SoftBank Group Corp.-backed Didi Chuxing Technology Co.’s nascent community buying unit has about 1,000 people working on the project and operates in 17 provinces. Didi has signed up a list of food producers to deliver the groceries to central warehouses, from which Didi sends the parcels via a network of small distribution centers. Its daily orders exceeded 10 million in November, up from 2.8 million in September, according to the company.
The Chinese community buying trend has echoes of Groupon, the Chicago-based daily deals company that was once one of the buzzier U.S. startups but is now seen more as a fad. China’s startup landscape isn’t immune to that dynamic. Investors have poured billions into crazes such as solo karaoke booths, which sprouted up overnight across malls in 2017, and massive bike-sharing networks, only to see them dissipate as quickly as they rose. Jason Yu, managing director of Kantar Worldpanel Greater China, sees signs of trouble. “There will be a bloodbath among community buying service providers, and a brutal consolidation is much anticipated,” he says.

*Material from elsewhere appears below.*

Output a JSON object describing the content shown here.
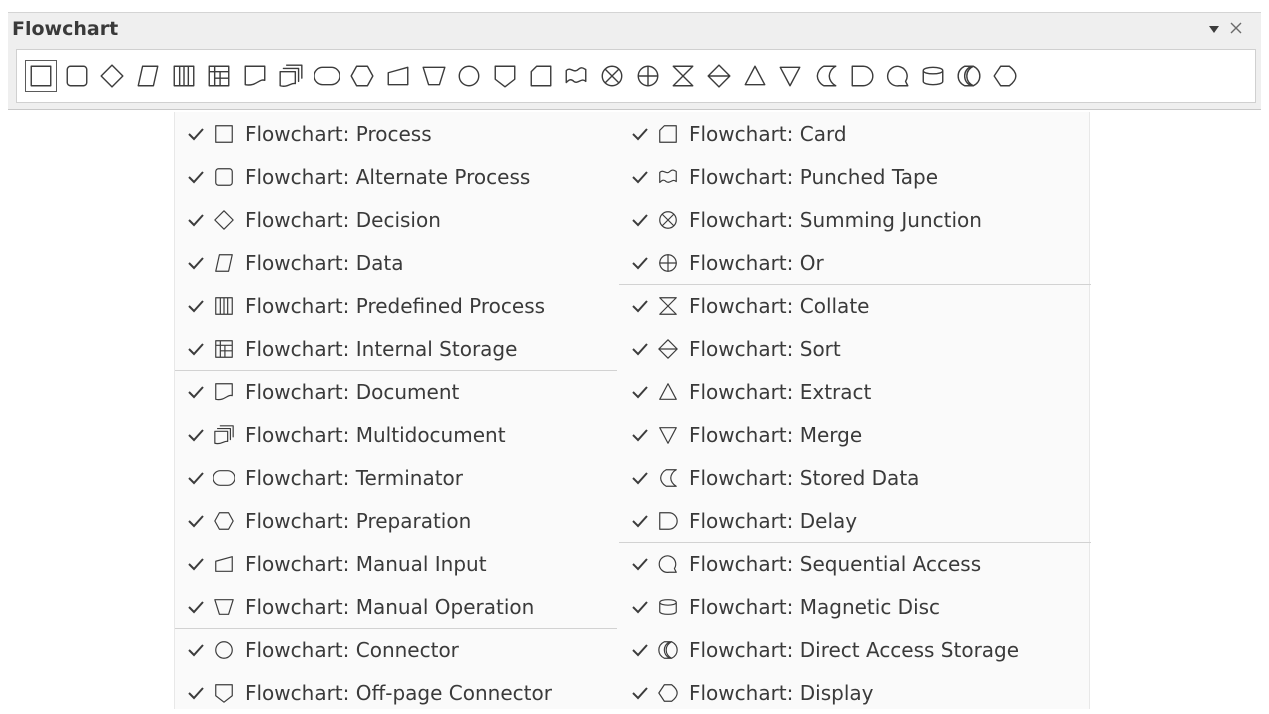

Community buying platforms require major upfront investment in logistics and supply chains. Meituan’s operating losses from its new initiatives business hit 2 billion yuan in the September quarter, up from 1.2 billion for the same period a year ago, dragged largely by its expenditure on community buying. Chief Executive Officer Wang Xing warned analysts on a recent earnings call that the division’s losses will last at least several more quarters.

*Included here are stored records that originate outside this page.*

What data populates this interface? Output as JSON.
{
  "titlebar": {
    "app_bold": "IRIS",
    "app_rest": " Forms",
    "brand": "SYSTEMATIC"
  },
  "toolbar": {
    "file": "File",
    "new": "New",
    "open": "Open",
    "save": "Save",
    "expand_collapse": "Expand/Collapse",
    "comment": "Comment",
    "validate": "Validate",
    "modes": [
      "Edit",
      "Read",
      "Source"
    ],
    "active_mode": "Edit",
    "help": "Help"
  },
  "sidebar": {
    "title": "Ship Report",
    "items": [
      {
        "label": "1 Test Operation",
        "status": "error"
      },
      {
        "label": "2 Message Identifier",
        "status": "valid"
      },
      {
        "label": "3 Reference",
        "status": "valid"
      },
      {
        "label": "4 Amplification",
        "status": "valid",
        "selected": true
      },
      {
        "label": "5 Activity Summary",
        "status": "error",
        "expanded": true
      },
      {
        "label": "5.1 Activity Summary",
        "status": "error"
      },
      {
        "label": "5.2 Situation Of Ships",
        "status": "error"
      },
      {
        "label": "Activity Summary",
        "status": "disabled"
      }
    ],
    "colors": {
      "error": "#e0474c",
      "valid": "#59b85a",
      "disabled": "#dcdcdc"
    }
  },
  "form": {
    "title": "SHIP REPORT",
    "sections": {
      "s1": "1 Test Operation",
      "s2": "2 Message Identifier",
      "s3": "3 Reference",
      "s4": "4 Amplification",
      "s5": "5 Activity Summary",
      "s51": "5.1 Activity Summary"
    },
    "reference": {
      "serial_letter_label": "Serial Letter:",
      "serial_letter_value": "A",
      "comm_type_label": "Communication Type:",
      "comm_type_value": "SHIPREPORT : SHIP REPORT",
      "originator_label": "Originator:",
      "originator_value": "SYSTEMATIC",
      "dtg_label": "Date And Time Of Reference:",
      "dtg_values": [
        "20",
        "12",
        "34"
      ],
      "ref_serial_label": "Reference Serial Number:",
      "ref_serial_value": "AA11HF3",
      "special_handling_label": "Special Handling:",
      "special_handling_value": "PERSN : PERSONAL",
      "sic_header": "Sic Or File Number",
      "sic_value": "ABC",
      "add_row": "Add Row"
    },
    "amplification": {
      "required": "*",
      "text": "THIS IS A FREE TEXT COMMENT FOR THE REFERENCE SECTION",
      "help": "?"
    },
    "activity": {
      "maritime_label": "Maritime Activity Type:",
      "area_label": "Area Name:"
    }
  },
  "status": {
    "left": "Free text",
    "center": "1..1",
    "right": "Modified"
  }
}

There are also seeds of a backlash. The state-run People’s Daily recently ran a commentary telling tech companies to focus on innovation instead of juicing their online grocery businesses. Some smaller domestic food producers have also reportedly barred distributors from selling to the platforms amid complaints about the heavy discounting. Meituan lost almost 7% of its market value in the two days following the People's Daily commentary.

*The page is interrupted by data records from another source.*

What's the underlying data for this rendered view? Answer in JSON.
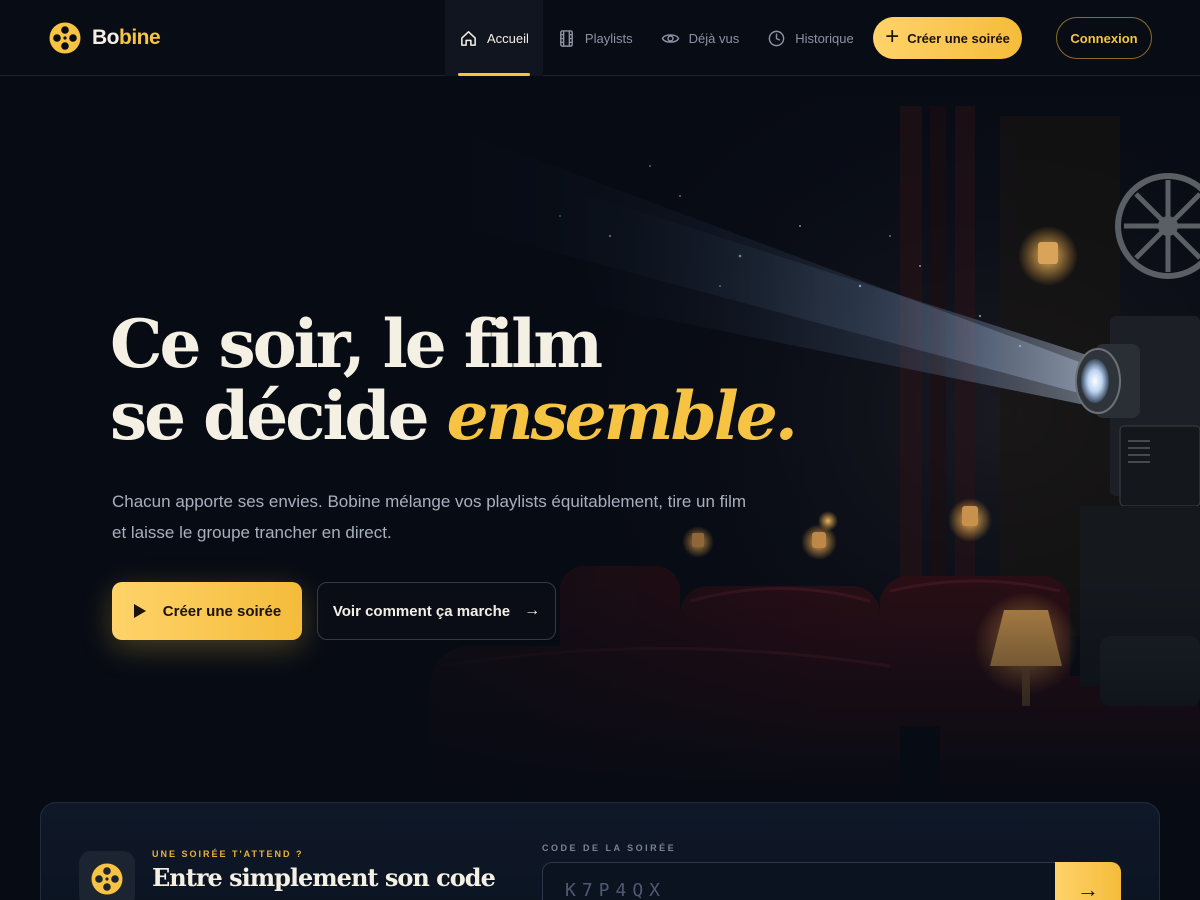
{
  "brand": {
    "name_part1": "Bo",
    "name_part2": "bine",
    "icon": "film-reel-icon"
  },
  "nav": {
    "items": [
      {
        "label": "Accueil",
        "icon": "home-icon",
        "active": true
      },
      {
        "label": "Playlists",
        "icon": "film-strip-icon",
        "active": false
      },
      {
        "label": "Déjà vus",
        "icon": "eye-icon",
        "active": false
      },
      {
        "label": "Historique",
        "icon": "clock-icon",
        "active": false
      }
    ]
  },
  "header": {
    "create_label": "Créer une soirée",
    "login_label": "Connexion"
  },
  "hero": {
    "title_line1": "Ce soir, le film",
    "title_line2_plain": "se décide ",
    "title_line2_accent": "ensemble.",
    "text": "Chacun apporte ses envies. Bobine mélange vos playlists équitablement, tire un film et laisse le groupe trancher en direct.",
    "primary_label": "Créer une soirée",
    "secondary_label": "Voir comment ça marche"
  },
  "join": {
    "eyebrow": "UNE SOIRÉE T'ATTEND ?",
    "title": "Entre simplement son code",
    "code_label": "CODE DE LA SOIRÉE",
    "code_placeholder": "K7P4QX"
  },
  "colors": {
    "accent": "#f6c343",
    "background": "#070b14",
    "text": "#f5f0e4",
    "muted": "#a9afbd"
  }
}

Still, Chinese tech giants see group buying as a way to bring in shoppers in smaller cities and villages, which the industry hopes will be the new growth engine of e-commerce—and who they believe are more inclined toward social shopping experiences than people in larger urban centers.
Across town from Chen’s operation, Yang Bohuai and his wife belong to another community buying group, from which they purchase items two or three times a week. It saves them money, and Yang says he’d rather have bananas delivered to the store downstairs from his apartment than to have to walk a kilometer to the closest fruit stand. He also says they’re getting more than just a bargain. “My wife loves the social element of community buying,” he says. “Whenever she discovers a good purchase, she can’t wait to share it with her friends.”